Je vous adresse par la présente une demande de rachat total (liquidation intégrale du contrat), conformément à l’article L.132-21 du Code des assurances.
Je vous demande de bien vouloir virer l’intégralité de la valeur de rachat de mon contrat sur le compte bancaire dont vous trouverez le relevé d’identité bancaire ci-joint, dans le délai légal de deux mois à compter de la réception de mon dossier complet.
Concernant l’option fiscale, j’opte pour [le prélèvement forfaitaire unique / l’imposition au barème progressif de l’impôt sur le revenu].
Vous trouverez ci-joints : une copie de ma pièce d’identité, mon relevé d’identité bancaire, une copie de mon dernier relevé de situation annuel et une copie de mon contrat.
Veuillez agréer, Madame, Monsieur, l’expression de mes salutations distinguées.
[Signature] [Prénom Nom]
Ce qui coûte cher si vous vous trompez dans votre demande
La première erreur, et la plus coûteuse, concerne le choix fiscal.
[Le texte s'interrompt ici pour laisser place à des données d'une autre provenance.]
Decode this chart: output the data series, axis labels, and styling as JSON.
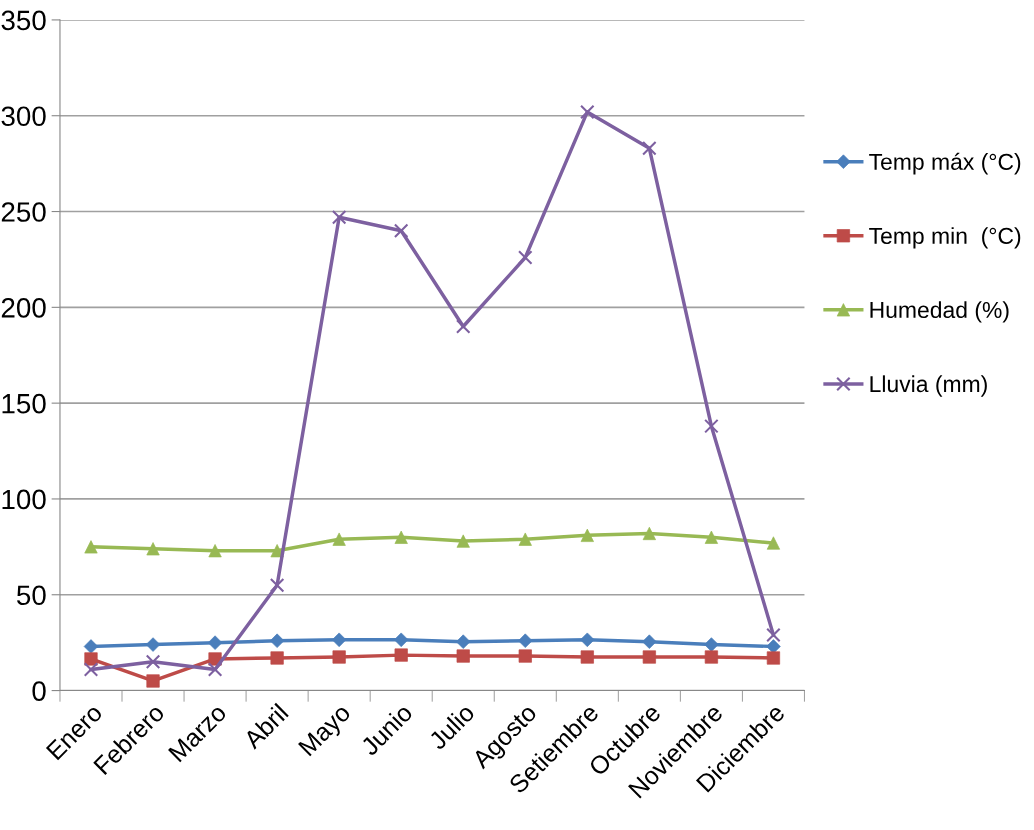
{
  "chart_data": {
    "type": "line",
    "categories": [
      "Enero",
      "Febrero",
      "Marzo",
      "Abril",
      "Mayo",
      "Junio",
      "Julio",
      "Agosto",
      "Setiembre",
      "Octubre",
      "Noviembre",
      "Diciembre"
    ],
    "series": [
      {
        "name": "Temp máx (°C)",
        "color": "#4a7ebb",
        "marker": "diamond",
        "values": [
          23,
          24,
          25,
          26,
          26.5,
          26.5,
          25.5,
          26,
          26.5,
          25.5,
          24,
          23
        ]
      },
      {
        "name": "Temp min  (°C)",
        "color": "#be4b48",
        "marker": "square",
        "values": [
          16.5,
          5,
          16.5,
          17,
          17.5,
          18.5,
          18,
          18,
          17.5,
          17.5,
          17.5,
          17
        ]
      },
      {
        "name": "Humedad (%)",
        "color": "#98b954",
        "marker": "triangle",
        "values": [
          75,
          74,
          73,
          73,
          79,
          80,
          78,
          79,
          81,
          82,
          80,
          77
        ]
      },
      {
        "name": "Lluvia (mm)",
        "color": "#7d60a0",
        "marker": "cross",
        "values": [
          11,
          15,
          11,
          55,
          247,
          240,
          190,
          226,
          302,
          283,
          138,
          29
        ]
      }
    ],
    "ylim": [
      0,
      350
    ],
    "yticks": [
      0,
      50,
      100,
      150,
      200,
      250,
      300,
      350
    ],
    "grid": "y",
    "legend": "right",
    "line_style": "solid"
  }
}
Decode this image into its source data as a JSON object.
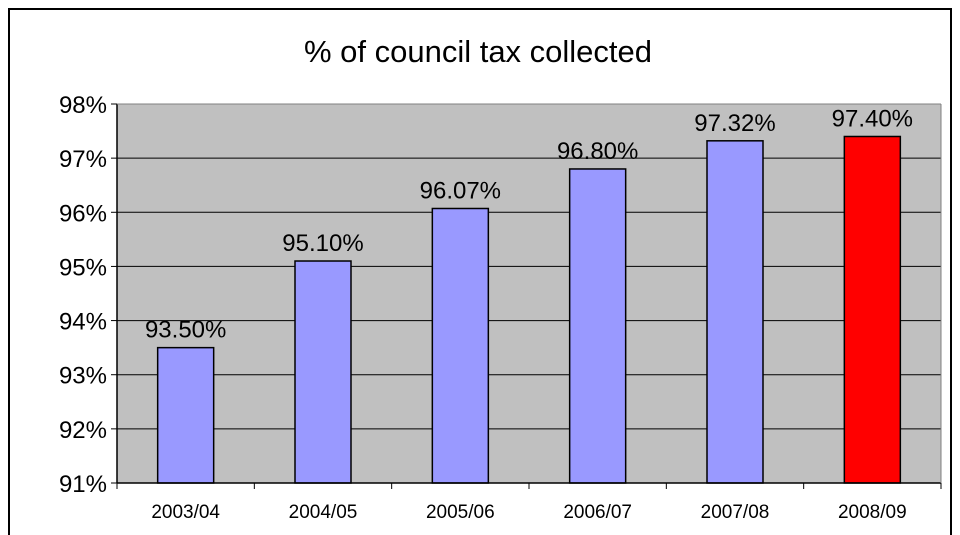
{
  "chart_data": {
    "type": "bar",
    "title": "% of council tax collected",
    "xlabel": "",
    "ylabel": "",
    "categories": [
      "2003/04",
      "2004/05",
      "2005/06",
      "2006/07",
      "2007/08",
      "2008/09"
    ],
    "values": [
      93.5,
      95.1,
      96.07,
      96.8,
      97.32,
      97.4
    ],
    "data_labels": [
      "93.50%",
      "95.10%",
      "96.07%",
      "96.80%",
      "97.32%",
      "97.40%"
    ],
    "ylim": [
      91,
      98
    ],
    "yticks": [
      91,
      92,
      93,
      94,
      95,
      96,
      97,
      98
    ],
    "ytick_labels": [
      "91%",
      "92%",
      "93%",
      "94%",
      "95%",
      "96%",
      "97%",
      "98%"
    ],
    "grid": true,
    "legend": "none",
    "colors": {
      "bar": "#9999ff",
      "highlight_bar": "#ff0000",
      "plot_background": "#c0c0c0",
      "gridline": "#000000",
      "bar_outline": "#000000"
    },
    "highlight_category": "2008/09"
  }
}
Opter pour le PFU sans avoir vérifié votre tranche marginale d’imposition peut vous faire surpayer l’impôt si vous êtes dans une tranche basse. À l’inverse, choisir le barème progressif avec une TMI élevée revient à vous imposer délibérément plus fort. Ce choix est global et irrévocable une fois la demande envoyée : prenez le temps de faire le calcul, ou faites-le faire par un professionnel.
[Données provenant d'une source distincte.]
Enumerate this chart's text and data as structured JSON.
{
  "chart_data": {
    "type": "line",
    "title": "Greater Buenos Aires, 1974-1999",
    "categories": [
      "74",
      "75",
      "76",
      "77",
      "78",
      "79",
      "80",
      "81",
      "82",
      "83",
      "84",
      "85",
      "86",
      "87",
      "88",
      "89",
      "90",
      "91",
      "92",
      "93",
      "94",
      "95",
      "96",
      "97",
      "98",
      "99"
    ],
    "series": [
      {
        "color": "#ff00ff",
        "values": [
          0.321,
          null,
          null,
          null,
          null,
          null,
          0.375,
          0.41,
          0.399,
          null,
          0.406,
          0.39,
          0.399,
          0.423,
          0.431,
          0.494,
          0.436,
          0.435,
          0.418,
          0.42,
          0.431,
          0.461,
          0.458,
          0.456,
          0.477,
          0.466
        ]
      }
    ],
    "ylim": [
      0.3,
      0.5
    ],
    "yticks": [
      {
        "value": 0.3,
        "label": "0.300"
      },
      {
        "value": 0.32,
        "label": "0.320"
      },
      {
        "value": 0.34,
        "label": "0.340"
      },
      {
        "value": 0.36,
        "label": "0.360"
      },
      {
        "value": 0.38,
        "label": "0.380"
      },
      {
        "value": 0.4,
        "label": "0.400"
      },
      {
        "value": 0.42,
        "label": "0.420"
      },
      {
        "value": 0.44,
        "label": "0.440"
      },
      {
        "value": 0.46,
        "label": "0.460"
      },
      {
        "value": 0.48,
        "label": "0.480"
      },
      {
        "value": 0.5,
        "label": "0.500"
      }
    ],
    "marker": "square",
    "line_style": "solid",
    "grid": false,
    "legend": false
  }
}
La deuxième erreur fréquente concerne le rachat total sur un contrat proche des 8 ans. Racheter six mois trop tôt, c’est perdre définitivement l’abattement annuel et basculer dans une fiscalité plus lourde. Si votre contrat approche de ce cap, le rachat partiel est presque toujours préférable : vous récupérez les liquidités dont vous avez besoin tout en conservant l’antériorité fiscale sur le capital restant.
Beaucoup de souscripteurs ignorent aussi qu’une avance sur contrat peut éviter entièrement la fiscalité. L’avance est un prêt consenti par l’assureur sur la valeur de votre contrat : la somme n’est pas retirée du contrat, il n’y a donc pas d’assiette imposable. Les intérêts de l’avance courent, certes, mais dans certaines situations (besoin ponctuel de trésorerie, contrat performant), c’est une option bien plus rationnelle que le rachat. Un conseiller en gestion de patrimoine peut vous aider à arbitrer entre les deux selon votre situation précise.